NOUVELLES
10/04/2016 23:09 EDT | Actualisé 11/04/2017 01:12 EDT

"Panama papers": l'écrivain Arni Thorarinsson prône un retour aux "valeurs de la bonne, vieille Islande"

Pour Arni Thorarinsson, auteur islandais de polars à succès, l'onde de choc soulevée dans son pays par les "Panama Papers" appelle un "retour aux valeurs de la bonne, vieille Islande" mise sous la coupe des "amateurs et des corrompus".

Tout juste remise de la crise financière de 2008, la petite île de l'Atlantique nord a renoué avec l'instabilité politique et la colère de la rue après les révélations du Consortium international des journalistes d'investigation (Icij) qui ont poussé le Premier ministre à la démission.

"La situation politique et sociale est un héritage du krach économique de 2008. On espérait et attendait un changement, une nouvelle Constitution, un nouveau sens de l'éthique politique et une société plus juste. Ça ne s'est pas produit", déplore Arni Thorarinsson.

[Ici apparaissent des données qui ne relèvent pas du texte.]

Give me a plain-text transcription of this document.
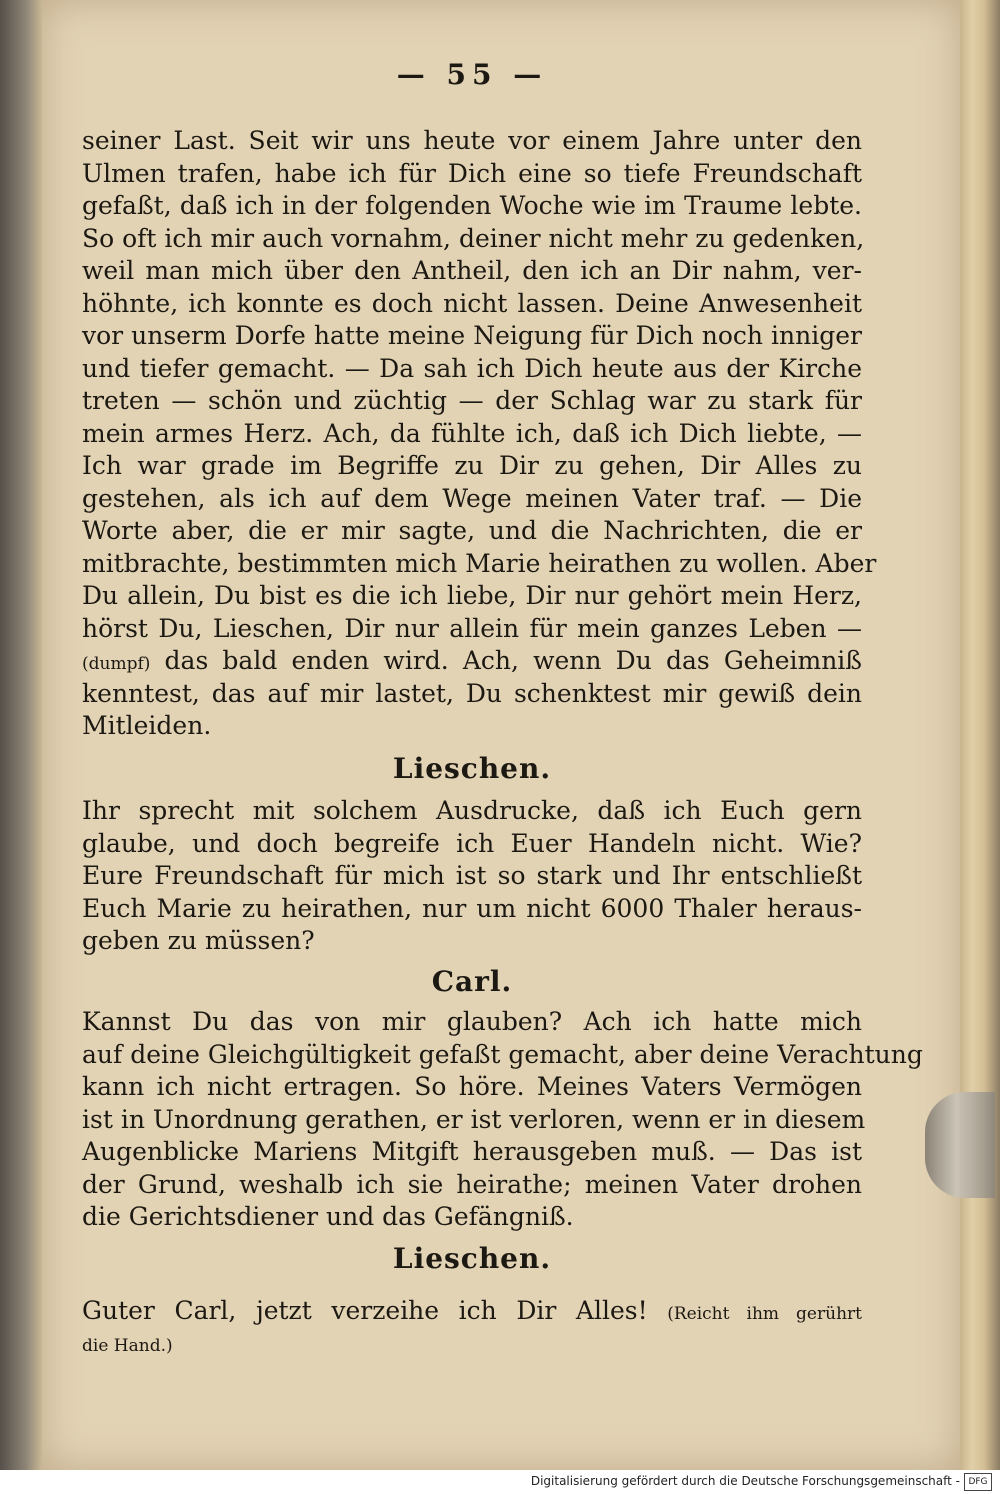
— 55 —
seiner Last. Seit wir uns heute vor einem Jahre unter den
Ulmen trafen, habe ich für Dich eine so tiefe Freundschaft
gefaßt, daß ich in der folgenden Woche wie im Traume lebte.
So oft ich mir auch vornahm, deiner nicht mehr zu gedenken,
weil man mich über den Antheil, den ich an Dir nahm, ver-
höhnte, ich konnte es doch nicht lassen. Deine Anwesenheit
vor unserm Dorfe hatte meine Neigung für Dich noch inniger
und tiefer gemacht. — Da sah ich Dich heute aus der Kirche
treten — schön und züchtig — der Schlag war zu stark für
mein armes Herz. Ach, da fühlte ich, daß ich Dich liebte, —
Ich war grade im Begriffe zu Dir zu gehen, Dir Alles zu
gestehen, als ich auf dem Wege meinen Vater traf. — Die
Worte aber, die er mir sagte, und die Nachrichten, die er
mitbrachte, bestimmten mich Marie heirathen zu wollen. Aber
Du allein, Du bist es die ich liebe, Dir nur gehört mein Herz,
hörst Du, Lieschen, Dir nur allein für mein ganzes Leben —
(dumpf) das bald enden wird. Ach, wenn Du das Geheimniß
kenntest, das auf mir lastet, Du schenktest mir gewiß dein
Mitleiden.
Lieschen.
Ihr sprecht mit solchem Ausdrucke, daß ich Euch gern
glaube, und doch begreife ich Euer Handeln nicht. Wie?
Eure Freundschaft für mich ist so stark und Ihr entschließt
Euch Marie zu heirathen, nur um nicht 6000 Thaler heraus-
geben zu müssen?
Carl.
Kannst Du das von mir glauben? Ach ich hatte mich
auf deine Gleichgültigkeit gefaßt gemacht, aber deine Verachtung
kann ich nicht ertragen. So höre. Meines Vaters Vermögen
ist in Unordnung gerathen, er ist verloren, wenn er in diesem
Augenblicke Mariens Mitgift herausgeben muß. — Das ist
der Grund, weshalb ich sie heirathe; meinen Vater drohen
die Gerichtsdiener und das Gefängniß.
Lieschen.
Guter Carl, jetzt verzeihe ich Dir Alles! (Reicht ihm gerührt
die Hand.)
Digitalisierung gefördert durch die Deutsche Forschungsgemeinschaft - DFG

"Le même +establishment+ politique" conduit par des "amateurs et des corrompus" gouverne de façon toujours aussi "irresponsable". "Et malgré le redressement économique, la coupe est pleine", analyse pour l'AFP l'ancien journaliste.

Thorarinsson est publié en France par Métailié, le même éditeur qu'Arnaldur Indridason, chef de file d'une génération d'écrivains islandais qui ont ouvert une fenêtre sur une réalité moins flatteuse de leur pays que celle de ses habitants accueillants et ses paysages grandioses.

Sur fond de blues et de rock, musiques de la rébellion, son oeuvre est peuplée d'alcooliques (Le temps de la sorcière), de suicidés (L'ombre des chats), de laissés-pour-compte (Le dresseur d'insecte) et de financiers indélicats (L'Ange du matin).

Car l'Islande, c'est aussi une micro-nation de 320.000 habitants plongée la moitié de l'année dans la nuit et le froid arctiques, où la consommation d'antidépresseurs est l'une des plus élevée de l'Occident, et qui voit sa jeunesse s'exiler.

"Il y a 25 ans, nous vivions dans une société imparfaite mais humaine. Et puis, à une vitesse folle, cette société a disparu au profit de la cupidité et de l'arrogance, de la corruption et de la bêtise", avance Thorarinsson.

- 'Question de principe' -

"Les jeunes ne croient plus aux structures de la société et aux possibilités de vivre une vive heureuse, décente. Mais nous avons besoin de revenir aux valeurs de notre bonne, vieille Islande, en nous aidant justement des espoirs et des aspirations des jeunes".

De ceux qui ont choisi de partir à l'aventure aux Etats-Unis ou en Europe, il dit "espérer que beaucoup rentreront au pays à un moment de son histoire où les choses se seront arrangées".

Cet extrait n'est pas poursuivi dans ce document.